By Sara Pintilie/entertainment editor
Can Leonardo DiCaprio save the world? Well, he is sure going to try. And in his green crusade, he produces, co-writes and narrates an entertaining weapon, The 11th Hour.
The documentary comments on the current state of the third rock we call home and illustrates ways the community can bring it to a more greener state.
Along with the Romeo + Juliet star, the film rustled up a collection of respected professionals such as Stephen Hawking, Mikhail Gorbachev and David Suzuki.
The film is split into two parts. The first half deals with everything wrong with the balance between humans and nature. It pretty much states the information the public does, or should by now, know but presents it in a less preachy way.
Though I am environmentally conscious, I am not by any means hard-core green. However, I found the information interesting and the pace of the film entertaining.

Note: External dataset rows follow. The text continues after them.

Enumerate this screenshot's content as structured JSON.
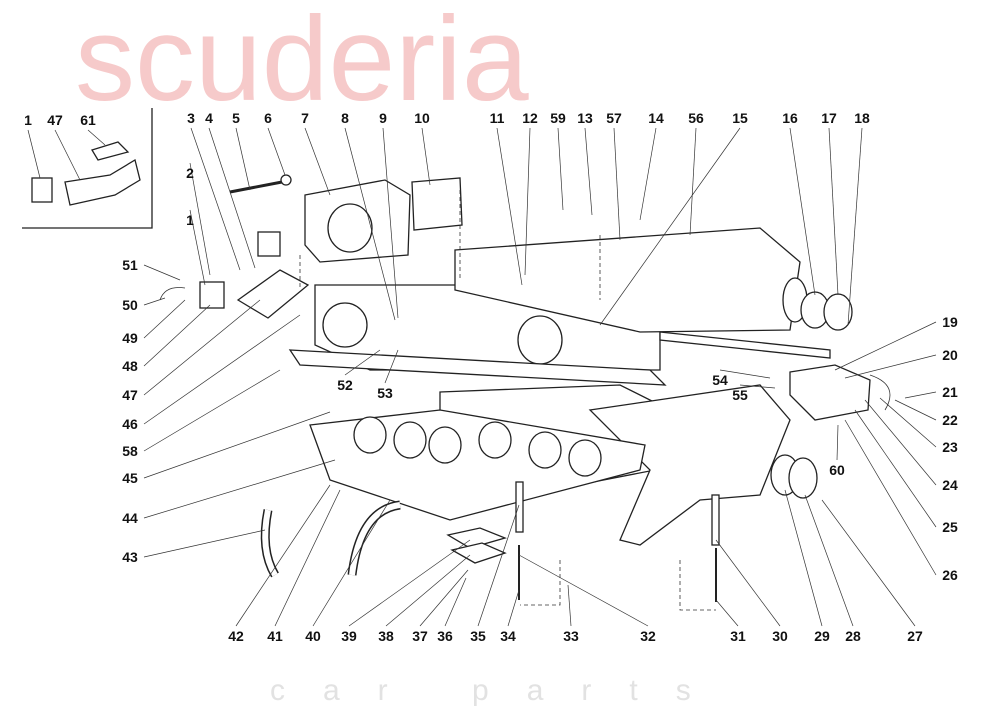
{
  "diagram": {
    "watermark": {
      "brand": "scuderia",
      "sub": "car parts",
      "brand_color": "#f6caca",
      "sub_color": "#e2e2e2"
    },
    "labels": [
      "1",
      "47",
      "61",
      "3",
      "4",
      "5",
      "6",
      "7",
      "8",
      "9",
      "10",
      "11",
      "12",
      "59",
      "13",
      "57",
      "14",
      "56",
      "15",
      "16",
      "17",
      "18",
      "2",
      "1",
      "51",
      "50",
      "49",
      "48",
      "47",
      "46",
      "58",
      "45",
      "44",
      "43",
      "19",
      "20",
      "21",
      "22",
      "23",
      "24",
      "25",
      "26",
      "52",
      "53",
      "54",
      "55",
      "60",
      "42",
      "41",
      "40",
      "39",
      "38",
      "37",
      "36",
      "35",
      "34",
      "33",
      "32",
      "31",
      "30",
      "29",
      "28",
      "27"
    ]
  }
}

The info comes across less urgent than in Al Gore’s An Inconvenient Truth, but this causes a fortunate side-effect: it makes the information sound more accurate.
The graphics presented with the facts are a nice touch and add much to the film’s believability.

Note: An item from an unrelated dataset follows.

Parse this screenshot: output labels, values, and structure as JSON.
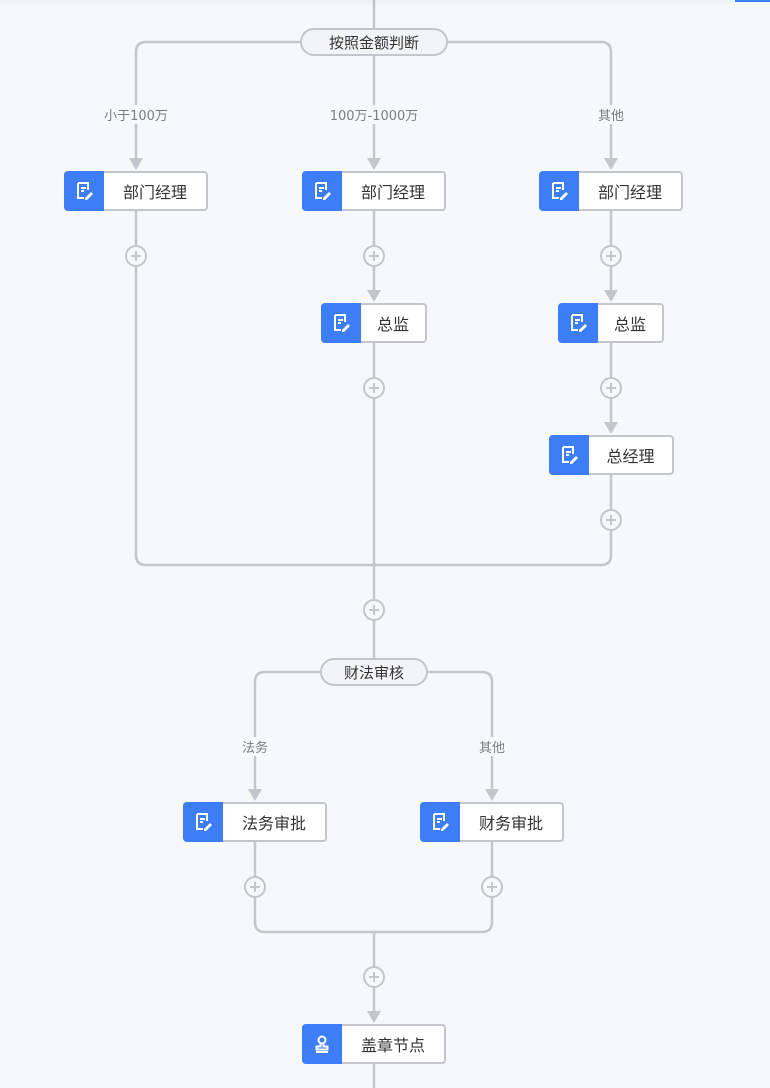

They make it easier for the audience to visualize what the documentary is trying to say.
For example, Suzuki explains that to replace everything nature does for us would cost about $35 trillion dollars a year. The world economies add up to an estimate of $18 trillion a year.
While he explains this staggering fact, two line graphs show the difference.
The second half of the film gives a more uplifting outlook to the problem.
The professionals explain solutions to the growing problem. They talk about dance clubs powered by human movement, completely green buildings and electric cars charged off each other.
The movie doesn’t appeal to the everyman though. It stresses what the nation as a whole needs to do instead of the little things an individual could do.
Actually, the only contribution attempt in that vein was a The 11th Hour postcard I found at the Angelika with suggestions for a greener life.
So search the lobby if you want to learn tips such as using compact fluorescent light bulbs or turning off the drying feature on your dishwasher.
But The 11th Hour is worth checking out because, as documentaries go, this one is good as green.